Предоставив птиц небу и самим себе, солнце оглядело видимую ему местность.
Сугробы кидались друг в друга снегом. Снежинки, коим желалось быть повыше, сбились в рыхлые холодные тучки и, взявшись за руки съезжали с галёрки крыш, по покатым их горкам, а затем, с лихостью и безрассудной бравадой, сидели, сколь могли, на карнизе, болтая игрушечными хрустальными лапками, покуда солнце, расположив их к себе младой горячностью, не толкало после со смешком вниз.
И так – до самогО заката, что без чувств-с, но по одной лишь привычке выбил в который раз драгоценный камень солнца из оправы кроны, и отправился спать. Ночь же не менее искусный золотых дел мастер, ловка вправила заместо брильянта жемчужину луны, и сделалось так светло, что стало можно разглядеть белую ленту тропинки, вплетённую в косу лисьих следов.
Бриллианты на троечку4, потускневшие от времени жемчуга… Рассуждая о ценности жизни, вряд ли кто-то ставит в один ряд со своею судьбою участь другого, того, кто не коснётся до него ни взглядом, ни вздохом, ни крылом. А ведь напрасно! Земля-то, она на всех, одна…

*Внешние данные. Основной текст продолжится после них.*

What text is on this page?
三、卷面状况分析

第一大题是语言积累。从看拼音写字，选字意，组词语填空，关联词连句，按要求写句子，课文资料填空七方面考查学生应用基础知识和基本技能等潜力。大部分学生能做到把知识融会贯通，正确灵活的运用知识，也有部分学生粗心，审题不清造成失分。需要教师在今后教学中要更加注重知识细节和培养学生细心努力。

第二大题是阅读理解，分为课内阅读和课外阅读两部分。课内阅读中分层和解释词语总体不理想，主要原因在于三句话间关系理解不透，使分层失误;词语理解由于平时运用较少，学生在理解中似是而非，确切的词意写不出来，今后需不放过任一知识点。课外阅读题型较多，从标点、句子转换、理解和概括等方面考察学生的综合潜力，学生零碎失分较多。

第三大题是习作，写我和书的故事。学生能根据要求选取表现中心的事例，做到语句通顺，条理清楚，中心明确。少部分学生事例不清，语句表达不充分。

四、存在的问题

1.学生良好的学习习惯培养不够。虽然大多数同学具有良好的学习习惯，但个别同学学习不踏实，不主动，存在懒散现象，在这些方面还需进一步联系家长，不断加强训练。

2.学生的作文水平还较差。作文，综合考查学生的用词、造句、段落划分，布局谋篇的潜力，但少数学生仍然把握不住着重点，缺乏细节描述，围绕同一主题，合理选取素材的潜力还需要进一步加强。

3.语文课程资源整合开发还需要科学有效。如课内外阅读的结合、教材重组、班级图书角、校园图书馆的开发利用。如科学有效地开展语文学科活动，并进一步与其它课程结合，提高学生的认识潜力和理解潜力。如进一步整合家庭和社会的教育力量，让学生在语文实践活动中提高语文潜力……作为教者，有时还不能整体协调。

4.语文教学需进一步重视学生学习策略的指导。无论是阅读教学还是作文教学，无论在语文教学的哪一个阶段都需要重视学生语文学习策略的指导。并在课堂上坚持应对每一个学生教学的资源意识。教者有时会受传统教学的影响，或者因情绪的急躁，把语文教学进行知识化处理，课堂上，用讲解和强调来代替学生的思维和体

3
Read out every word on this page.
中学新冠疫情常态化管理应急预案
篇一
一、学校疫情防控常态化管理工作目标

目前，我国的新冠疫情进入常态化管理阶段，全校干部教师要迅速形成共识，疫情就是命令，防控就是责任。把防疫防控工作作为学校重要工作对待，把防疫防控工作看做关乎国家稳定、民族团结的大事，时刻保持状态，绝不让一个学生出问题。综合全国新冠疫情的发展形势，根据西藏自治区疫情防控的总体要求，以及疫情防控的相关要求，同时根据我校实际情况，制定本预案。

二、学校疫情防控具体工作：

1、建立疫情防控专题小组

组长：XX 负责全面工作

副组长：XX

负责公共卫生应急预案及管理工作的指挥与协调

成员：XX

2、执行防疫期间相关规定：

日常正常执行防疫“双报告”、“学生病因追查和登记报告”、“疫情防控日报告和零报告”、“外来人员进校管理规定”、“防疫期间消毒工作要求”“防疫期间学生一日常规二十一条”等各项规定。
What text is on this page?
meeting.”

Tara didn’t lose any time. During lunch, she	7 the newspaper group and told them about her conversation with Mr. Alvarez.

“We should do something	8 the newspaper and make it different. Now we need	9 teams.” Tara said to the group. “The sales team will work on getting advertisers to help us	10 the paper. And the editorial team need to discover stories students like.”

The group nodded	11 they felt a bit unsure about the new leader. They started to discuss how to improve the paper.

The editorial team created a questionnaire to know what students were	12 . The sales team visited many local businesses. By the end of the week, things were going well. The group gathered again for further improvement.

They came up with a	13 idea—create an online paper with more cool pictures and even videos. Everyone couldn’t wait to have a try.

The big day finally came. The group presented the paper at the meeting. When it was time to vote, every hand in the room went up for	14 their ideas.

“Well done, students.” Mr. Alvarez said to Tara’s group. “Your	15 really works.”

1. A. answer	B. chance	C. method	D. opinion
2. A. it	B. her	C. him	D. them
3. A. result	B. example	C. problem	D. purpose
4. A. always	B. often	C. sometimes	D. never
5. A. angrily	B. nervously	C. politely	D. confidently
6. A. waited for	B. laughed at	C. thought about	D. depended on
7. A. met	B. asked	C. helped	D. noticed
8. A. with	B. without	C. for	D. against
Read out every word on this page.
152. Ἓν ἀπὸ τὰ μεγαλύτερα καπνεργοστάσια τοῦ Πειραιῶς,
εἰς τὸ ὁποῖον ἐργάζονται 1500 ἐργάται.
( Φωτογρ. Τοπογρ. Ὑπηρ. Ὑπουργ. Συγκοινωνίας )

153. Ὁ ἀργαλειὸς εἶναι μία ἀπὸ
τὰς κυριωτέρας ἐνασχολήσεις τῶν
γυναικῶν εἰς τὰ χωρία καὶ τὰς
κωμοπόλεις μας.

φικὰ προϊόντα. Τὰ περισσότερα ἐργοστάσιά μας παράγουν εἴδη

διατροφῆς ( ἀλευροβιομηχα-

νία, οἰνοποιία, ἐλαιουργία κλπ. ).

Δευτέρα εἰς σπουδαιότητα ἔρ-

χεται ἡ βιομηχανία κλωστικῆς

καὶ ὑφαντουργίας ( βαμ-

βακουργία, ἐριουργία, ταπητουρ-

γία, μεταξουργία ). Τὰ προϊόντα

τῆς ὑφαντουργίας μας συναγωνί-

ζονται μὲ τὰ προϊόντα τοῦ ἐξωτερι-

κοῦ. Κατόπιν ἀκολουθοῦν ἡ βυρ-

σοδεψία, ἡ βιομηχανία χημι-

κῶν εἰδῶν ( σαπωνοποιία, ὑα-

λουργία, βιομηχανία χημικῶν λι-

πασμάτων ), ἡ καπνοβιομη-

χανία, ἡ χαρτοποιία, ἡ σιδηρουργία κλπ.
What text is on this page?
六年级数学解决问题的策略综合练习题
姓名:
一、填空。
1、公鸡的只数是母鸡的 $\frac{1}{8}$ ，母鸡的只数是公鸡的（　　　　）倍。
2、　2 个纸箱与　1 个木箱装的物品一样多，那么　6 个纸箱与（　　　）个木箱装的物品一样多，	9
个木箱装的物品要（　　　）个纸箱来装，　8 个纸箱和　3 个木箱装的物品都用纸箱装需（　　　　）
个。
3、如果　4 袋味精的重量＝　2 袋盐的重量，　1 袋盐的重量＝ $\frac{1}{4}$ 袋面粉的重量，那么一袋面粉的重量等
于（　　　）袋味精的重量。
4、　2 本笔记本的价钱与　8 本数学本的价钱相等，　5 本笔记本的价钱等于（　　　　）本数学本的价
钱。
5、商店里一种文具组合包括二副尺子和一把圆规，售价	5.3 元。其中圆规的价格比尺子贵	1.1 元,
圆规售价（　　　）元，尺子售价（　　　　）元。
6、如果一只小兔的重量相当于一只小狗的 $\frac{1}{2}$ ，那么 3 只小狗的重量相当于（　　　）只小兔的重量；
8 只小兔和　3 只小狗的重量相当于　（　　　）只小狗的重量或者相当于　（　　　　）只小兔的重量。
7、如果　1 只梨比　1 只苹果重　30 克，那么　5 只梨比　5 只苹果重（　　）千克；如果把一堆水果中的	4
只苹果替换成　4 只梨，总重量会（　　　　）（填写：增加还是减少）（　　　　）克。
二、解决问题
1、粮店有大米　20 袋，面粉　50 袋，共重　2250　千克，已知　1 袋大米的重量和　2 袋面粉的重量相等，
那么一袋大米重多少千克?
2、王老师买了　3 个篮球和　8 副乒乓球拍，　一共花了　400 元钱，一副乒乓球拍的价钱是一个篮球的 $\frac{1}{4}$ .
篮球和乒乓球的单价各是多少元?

Мороз тихо щёлкал сухими пальцами, а деревья… Заместо того, чтобы пугаться и дрожать, топтались в танце, чуть поводя руками ветвей. Кокетливо приподняв правую бровь, они-таки с понятным модникам беспокойством опускали книзу взгляд, туда, где солнце ослабит вскоре узел повязанной шали сугроба. Но то ж после, а теперь их белоснежные, в облипочку, вечерние наряды, усыпанные алмазной крошкой, дрожали слегка, выдавая движение, но в общем всё было более, чем достойно. И столько жизни виделось в том танце, столь надежды и любви…
– И чего пляшут?
– Ну, уж верно не тангО!
– Да нет, я про другое. Почто веселье?
– Ведь Новый Год!?
– И чем старый им не угодил?
– Скажете тоже… Экий вы насмешник. Праздник же! Хорошо, коли у людей радость.
– Так то ежели у людей!
– …
То было ночью, но тающая, растекающаяся по блюду горизонта малина рассвета застала лес уже недвижимым, мороз – вялым, покорным, миролюбивым и лишённым всякой игривости. Нелегко шагалось ему по лесным бугристым дорожкам, однако звериные тропы, дабы не испортить, мороз переступал хотя и с кряхтением,и хрустом суставов, но с заметным тщанием. Походя, скорее по привычке, чем по надобности постукивал мороз и по деревцам. Абы не дремали! Сон в холоде не дело! Кому, как не ему, знать про то.
Деревья улыбались сонно морозу, и кивали в такт стуку его ледяного молоточка, но сколь не силились открыть глаза, сделать этого не могли. В дневных грёзах, противу ночных, их сопровождали дивные видения, большая часть из которых оказывалась явью.
– Да чего они там не видали-то, в ночи?!
– Мало ли. Коли в двадцатиградусный мороз вновь забили пересохшие некогда ручьи, это ли не порука иным, невиданным во тьме чудесам.